KUCHING: Sarawak’s state-owned enterprises (SOEs) are projected to reduce their reliance on government operating grants by approximately RM403 million annually by 2030, freeing up funds for critical development projects across the state, says Premier Datuk Patinggi Tan Sri Abang Johari Tun Openg.
Describing the projected savings as a significant outcome of the State’s SOE transformation agenda, he said the funds could instead be channelled towards upgrading rural roads, repairing schools and expanding infrastructure to stimulate economic opportunities throughout Sarawak.
“RM403 million. That is money that can be redirected to rural roads upgrading, to schools repairs, and to infrastructure development that opens up economic opportunities in every corner of Sarawak,” Abang Johari said.
He said this during the ‘Sarawak SOEs Transformation Programme: A Pledge for Good Governance, High Performance and Value Creation’ at Riverside Majestic Hotel here today (June 11).
On the findings of the Financial Self-Reliance Study, he said the challenges faced by Sarawak’s statutory bodies and government-linked companies (GLCs) are manageable and can be addressed through disciplined execution, stronger financial management and a willingness to adopt a “business unusual” approach.
He said the study showed that SOEs could become significantly stronger, more sustainable and less dependent on public funding if the recommended transformation measures are implemented effectively.
Apart from reducing operating grant requirements, existing government loan balances owed by SOEs are projected to fall substantially to about RM1.7 billion by 2030 through improved financial performance and loan restructuring initiatives.
At the same time, dividend contributions from commercial GLCs are expected to more than double as profitability improves, further strengthening the State’s fiscal position and its capacity to invest in future development priorities.
According to the SOE Blueprint Study, 21 out of 36 entities assessed are expected to achieve full financial self-reliance by 2030 and beyond, while another 10 entities are projected to significantly reduce their dependence on operating grants and require only partial government support.
He expressed confidence that the targets are achievable but stressed that success would depend on the commitment of boards of directors, chief executive officers, management teams and employees to implement their respective transformation playbooks.
“Our SOEs, comprising our Statutory Bodies and Government-Linked Companies, are among the most important instruments through which the state’s development agenda reaches the ground.

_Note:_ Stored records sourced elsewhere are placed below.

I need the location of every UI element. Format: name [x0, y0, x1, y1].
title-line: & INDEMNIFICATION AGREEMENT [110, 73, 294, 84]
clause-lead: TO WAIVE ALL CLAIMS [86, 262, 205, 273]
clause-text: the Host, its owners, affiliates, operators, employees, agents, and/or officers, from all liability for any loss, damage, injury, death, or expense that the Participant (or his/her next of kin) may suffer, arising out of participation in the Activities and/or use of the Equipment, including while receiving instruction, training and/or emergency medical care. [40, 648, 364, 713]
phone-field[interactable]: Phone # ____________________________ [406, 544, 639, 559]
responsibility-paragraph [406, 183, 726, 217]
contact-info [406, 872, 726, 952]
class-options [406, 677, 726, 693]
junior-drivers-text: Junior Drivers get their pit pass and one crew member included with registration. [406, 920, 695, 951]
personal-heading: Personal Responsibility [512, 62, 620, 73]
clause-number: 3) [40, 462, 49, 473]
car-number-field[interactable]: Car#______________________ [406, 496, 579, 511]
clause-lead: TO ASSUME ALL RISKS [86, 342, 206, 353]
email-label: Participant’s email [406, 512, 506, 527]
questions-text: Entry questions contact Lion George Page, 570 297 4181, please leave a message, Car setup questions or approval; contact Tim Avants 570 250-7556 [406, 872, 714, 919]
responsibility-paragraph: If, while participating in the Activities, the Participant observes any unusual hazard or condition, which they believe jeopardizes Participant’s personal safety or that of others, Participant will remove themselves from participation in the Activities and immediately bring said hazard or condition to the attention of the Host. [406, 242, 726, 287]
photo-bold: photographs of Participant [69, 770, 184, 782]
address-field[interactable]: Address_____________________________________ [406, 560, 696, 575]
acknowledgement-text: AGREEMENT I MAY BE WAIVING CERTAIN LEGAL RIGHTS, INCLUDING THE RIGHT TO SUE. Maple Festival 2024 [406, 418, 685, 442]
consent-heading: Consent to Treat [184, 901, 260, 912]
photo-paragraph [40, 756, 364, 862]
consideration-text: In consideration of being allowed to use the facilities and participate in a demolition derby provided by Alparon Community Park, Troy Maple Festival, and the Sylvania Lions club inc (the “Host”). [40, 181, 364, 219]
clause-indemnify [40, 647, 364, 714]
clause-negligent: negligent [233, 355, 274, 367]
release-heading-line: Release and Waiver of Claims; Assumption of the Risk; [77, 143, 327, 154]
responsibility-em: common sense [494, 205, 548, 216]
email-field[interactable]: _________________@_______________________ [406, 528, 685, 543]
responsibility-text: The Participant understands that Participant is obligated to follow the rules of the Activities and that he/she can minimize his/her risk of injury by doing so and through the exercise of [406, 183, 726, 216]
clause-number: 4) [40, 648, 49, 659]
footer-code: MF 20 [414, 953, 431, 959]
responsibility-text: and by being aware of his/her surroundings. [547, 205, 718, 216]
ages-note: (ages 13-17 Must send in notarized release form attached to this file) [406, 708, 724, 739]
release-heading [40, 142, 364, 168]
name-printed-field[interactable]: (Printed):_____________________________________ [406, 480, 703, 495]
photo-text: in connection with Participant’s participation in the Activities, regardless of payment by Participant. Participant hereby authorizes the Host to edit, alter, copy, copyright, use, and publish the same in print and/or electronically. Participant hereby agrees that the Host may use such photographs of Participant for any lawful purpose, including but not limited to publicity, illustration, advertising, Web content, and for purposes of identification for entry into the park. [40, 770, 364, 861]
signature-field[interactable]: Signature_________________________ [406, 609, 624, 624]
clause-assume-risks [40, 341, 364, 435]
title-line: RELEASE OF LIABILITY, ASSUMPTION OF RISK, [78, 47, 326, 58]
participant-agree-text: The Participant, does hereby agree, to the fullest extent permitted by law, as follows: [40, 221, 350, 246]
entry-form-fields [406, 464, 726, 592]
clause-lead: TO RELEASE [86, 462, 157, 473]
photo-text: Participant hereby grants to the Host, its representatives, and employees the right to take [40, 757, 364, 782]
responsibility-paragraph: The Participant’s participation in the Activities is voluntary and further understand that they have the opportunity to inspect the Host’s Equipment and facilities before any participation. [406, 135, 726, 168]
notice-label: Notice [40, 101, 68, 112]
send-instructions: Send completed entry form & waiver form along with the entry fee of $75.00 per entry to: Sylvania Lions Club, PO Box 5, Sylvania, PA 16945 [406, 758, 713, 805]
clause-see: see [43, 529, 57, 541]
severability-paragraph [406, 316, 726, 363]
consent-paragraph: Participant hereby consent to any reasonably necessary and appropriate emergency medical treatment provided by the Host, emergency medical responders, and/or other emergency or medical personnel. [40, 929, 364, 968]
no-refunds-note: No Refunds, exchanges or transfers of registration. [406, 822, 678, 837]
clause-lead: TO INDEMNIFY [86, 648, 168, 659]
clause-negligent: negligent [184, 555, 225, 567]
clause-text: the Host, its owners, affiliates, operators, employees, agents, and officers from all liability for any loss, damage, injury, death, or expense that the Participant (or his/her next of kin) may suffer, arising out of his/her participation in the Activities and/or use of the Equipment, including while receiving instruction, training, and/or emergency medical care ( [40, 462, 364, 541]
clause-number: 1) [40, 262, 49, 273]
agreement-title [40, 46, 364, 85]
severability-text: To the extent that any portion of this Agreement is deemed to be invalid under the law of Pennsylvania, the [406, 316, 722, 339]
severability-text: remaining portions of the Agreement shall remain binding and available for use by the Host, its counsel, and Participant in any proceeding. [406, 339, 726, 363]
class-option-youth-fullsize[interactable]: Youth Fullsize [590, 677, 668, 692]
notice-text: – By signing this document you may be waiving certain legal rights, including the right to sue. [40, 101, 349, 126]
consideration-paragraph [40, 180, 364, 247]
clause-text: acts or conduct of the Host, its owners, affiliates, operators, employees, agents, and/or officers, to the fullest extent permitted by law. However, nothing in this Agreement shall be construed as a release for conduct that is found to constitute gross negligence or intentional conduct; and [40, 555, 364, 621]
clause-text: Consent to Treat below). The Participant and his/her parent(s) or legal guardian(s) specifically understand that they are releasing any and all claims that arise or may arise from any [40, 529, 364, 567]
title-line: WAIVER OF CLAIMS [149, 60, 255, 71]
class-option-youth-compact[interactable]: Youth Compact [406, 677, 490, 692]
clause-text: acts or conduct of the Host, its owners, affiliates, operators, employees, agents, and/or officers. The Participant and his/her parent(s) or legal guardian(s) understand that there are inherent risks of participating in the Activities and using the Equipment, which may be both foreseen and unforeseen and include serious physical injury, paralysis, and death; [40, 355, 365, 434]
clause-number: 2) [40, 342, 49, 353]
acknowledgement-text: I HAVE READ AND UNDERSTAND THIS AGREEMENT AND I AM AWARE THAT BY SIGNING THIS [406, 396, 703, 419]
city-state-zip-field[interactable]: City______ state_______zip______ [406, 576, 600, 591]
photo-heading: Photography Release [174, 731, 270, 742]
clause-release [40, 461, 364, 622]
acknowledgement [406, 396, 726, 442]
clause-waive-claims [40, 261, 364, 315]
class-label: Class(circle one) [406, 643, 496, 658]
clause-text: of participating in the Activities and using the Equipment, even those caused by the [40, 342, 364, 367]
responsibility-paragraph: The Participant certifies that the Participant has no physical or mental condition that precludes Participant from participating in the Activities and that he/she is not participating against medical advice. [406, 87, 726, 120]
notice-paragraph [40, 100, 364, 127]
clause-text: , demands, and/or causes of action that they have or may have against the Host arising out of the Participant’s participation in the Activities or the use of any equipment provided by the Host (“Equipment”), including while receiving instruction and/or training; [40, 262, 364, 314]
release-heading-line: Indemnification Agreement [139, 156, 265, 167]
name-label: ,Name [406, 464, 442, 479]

They connect policy to people, investment to opportunities, and public resources to tangible outcomes that improve the lives of Sarawakians.
“I therefore want to see our SOEs become strong anchor entities, SOEs that are financially sound, professionally managed, well governed, and capable of creating long-term value for the people of Sarawak,” Abang Johari reiterated.
“If these SOEs are strong, Sarawak can move faster. If they are weak, our development agenda slows. That is why the transformation of our SOEs is not optional. It is essential.”